But when we were alone we had little or nothing to say. I recall that quarter of an hour as a period of emotional paralysis. I knew and he knew that each second ticked off an instant that all the rest of our lives we should long for in vain; and yet we didn't know how to make use of it.

We began to wander slowly up the slope. We did it aimlessly, stopping when we were only a few yards away from the steps. We talked about the money. We talked about his going to Canada. We talked about the breaking off, so far as we knew, of all intercourse between Mr. Grainger and Mrs. Brokenshire. But we said nothing about ourselves. We said nothing about anything but what was superficial and trite and lame.

Once or twice Larry Strangways took out his watch and glanced at it, as if to underscore the fact that the sands were slipping away. I kept my face hidden as much as possible beneath the rose-colored parasol. So far as I could judge, he looked over my head. We still had said nothing—there was still nothing we could say—when, beneath the bank of the lawn, and moving back in our direction, we saw the crown of Hugh's Panama.

"Good-by!" Larry Strangways said, then.

"Good-by!"

My hand rested in his without pressure; without pressure his had taken mine. I think his eyes made one last wild, desperate appeal to me but if so I was unable to respond to it.
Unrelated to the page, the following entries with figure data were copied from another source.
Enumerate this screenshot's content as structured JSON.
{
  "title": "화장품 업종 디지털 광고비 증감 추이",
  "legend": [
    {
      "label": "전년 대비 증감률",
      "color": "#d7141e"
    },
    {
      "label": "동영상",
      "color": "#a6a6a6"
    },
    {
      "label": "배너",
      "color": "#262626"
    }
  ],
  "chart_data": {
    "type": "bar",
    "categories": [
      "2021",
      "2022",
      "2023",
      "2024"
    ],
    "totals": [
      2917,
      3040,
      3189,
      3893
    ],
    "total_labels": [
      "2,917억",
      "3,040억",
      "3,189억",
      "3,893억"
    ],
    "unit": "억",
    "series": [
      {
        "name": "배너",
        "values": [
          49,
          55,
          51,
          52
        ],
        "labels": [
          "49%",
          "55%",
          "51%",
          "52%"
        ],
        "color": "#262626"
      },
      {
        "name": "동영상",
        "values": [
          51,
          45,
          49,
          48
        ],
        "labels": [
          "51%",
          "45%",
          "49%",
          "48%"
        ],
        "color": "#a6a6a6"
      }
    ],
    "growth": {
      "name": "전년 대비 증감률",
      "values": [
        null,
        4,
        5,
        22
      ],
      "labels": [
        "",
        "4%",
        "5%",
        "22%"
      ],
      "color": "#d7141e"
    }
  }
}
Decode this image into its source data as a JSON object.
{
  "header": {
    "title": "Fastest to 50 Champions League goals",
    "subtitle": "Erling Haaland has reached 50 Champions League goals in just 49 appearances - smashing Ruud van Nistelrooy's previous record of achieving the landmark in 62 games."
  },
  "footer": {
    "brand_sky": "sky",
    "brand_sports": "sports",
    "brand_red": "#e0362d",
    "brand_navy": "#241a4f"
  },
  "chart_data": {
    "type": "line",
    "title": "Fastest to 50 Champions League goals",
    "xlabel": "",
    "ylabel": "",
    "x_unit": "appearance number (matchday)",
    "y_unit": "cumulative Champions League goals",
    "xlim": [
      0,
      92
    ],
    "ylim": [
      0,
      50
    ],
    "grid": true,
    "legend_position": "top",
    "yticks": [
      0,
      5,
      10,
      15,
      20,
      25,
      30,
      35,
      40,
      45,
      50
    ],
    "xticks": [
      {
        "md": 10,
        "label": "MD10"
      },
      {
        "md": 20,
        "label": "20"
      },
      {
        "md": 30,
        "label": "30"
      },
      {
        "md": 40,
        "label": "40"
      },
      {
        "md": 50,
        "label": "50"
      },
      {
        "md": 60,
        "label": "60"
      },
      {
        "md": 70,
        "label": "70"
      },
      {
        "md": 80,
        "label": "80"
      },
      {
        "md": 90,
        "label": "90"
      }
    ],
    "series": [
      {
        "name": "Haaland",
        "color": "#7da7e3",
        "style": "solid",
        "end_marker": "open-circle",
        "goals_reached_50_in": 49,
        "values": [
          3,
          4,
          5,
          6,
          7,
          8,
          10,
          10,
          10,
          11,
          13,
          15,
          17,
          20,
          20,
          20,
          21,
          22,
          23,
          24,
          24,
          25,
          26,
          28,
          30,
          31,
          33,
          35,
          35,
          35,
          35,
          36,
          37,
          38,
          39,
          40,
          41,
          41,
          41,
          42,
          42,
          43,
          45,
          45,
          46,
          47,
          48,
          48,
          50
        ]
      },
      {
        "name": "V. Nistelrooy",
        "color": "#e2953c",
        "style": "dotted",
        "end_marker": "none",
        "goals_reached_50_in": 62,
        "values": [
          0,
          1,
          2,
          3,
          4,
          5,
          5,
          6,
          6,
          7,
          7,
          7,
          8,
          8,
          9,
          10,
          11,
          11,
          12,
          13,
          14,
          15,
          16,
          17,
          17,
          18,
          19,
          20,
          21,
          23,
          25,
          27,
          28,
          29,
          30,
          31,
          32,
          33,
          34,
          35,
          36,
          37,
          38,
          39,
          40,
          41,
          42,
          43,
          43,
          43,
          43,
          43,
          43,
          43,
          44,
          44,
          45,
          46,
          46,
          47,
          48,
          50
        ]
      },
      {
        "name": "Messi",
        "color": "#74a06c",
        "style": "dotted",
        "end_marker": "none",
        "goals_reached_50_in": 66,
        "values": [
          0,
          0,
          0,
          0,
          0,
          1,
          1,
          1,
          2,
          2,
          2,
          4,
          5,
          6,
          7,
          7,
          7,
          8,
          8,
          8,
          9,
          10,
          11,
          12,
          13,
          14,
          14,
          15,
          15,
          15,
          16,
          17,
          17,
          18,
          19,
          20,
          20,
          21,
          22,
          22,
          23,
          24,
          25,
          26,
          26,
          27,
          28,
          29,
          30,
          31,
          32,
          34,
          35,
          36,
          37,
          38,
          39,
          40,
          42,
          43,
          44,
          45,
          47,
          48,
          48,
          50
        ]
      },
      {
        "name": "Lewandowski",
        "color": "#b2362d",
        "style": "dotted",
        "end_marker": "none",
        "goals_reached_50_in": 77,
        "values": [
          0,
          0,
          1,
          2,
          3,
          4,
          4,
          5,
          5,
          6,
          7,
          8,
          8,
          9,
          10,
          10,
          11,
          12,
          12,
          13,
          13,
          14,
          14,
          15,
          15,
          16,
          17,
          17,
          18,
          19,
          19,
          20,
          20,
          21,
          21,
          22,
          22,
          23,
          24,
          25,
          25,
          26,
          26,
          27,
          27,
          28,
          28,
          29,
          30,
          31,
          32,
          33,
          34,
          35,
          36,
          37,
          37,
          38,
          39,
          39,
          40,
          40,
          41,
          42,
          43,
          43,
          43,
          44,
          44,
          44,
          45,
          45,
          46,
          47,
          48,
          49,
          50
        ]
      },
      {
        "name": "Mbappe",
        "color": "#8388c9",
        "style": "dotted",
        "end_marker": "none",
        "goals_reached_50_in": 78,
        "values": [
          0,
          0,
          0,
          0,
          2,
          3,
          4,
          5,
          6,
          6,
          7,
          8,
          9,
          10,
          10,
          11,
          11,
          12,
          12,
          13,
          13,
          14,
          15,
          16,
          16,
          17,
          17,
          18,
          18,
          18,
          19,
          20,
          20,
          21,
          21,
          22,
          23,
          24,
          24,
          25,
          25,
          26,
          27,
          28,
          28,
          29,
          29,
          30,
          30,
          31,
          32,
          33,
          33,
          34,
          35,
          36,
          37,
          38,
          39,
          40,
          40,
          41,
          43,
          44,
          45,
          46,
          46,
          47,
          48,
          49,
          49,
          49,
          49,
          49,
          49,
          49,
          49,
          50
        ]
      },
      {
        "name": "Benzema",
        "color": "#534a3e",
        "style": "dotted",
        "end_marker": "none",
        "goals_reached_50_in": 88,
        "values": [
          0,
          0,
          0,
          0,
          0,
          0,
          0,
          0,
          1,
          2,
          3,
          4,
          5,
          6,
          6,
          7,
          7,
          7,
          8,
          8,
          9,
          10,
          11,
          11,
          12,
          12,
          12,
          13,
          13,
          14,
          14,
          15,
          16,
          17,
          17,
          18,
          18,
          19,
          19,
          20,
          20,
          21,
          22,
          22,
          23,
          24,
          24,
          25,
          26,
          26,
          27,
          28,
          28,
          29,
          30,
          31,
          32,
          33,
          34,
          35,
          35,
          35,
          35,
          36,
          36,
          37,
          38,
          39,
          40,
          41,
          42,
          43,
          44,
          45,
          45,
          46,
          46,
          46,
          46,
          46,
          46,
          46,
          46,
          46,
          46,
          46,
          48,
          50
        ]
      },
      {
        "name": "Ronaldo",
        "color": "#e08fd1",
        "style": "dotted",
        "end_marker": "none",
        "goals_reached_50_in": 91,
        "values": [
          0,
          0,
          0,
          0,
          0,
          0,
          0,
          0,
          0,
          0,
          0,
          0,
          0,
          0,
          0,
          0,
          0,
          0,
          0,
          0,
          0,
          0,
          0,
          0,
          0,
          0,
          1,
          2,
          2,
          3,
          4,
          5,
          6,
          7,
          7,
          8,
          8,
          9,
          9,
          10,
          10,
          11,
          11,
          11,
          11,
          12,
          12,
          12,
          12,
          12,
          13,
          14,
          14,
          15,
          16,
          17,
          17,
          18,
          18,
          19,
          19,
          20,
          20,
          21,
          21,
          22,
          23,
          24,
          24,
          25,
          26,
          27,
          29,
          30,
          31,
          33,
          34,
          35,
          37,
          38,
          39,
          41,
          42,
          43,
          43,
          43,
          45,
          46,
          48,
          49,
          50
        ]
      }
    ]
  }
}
I don't know how it happened that he turned his back and walked firmly up the lawn. I don't know how it happened that I also turned and took the necessary steps toward Hugh. All I can say is—and I can say it only in this way—all I can say is, I felt that I had died.

That is, I felt that I had died except for one queer, bracing echo which suddenly come back to me. It was in the words Mildred Brokenshire had used, and which, at the time, I had thought too deep for me to understand:

"Life is not a blind impulse working blindly. It is a beneficent rectifying power."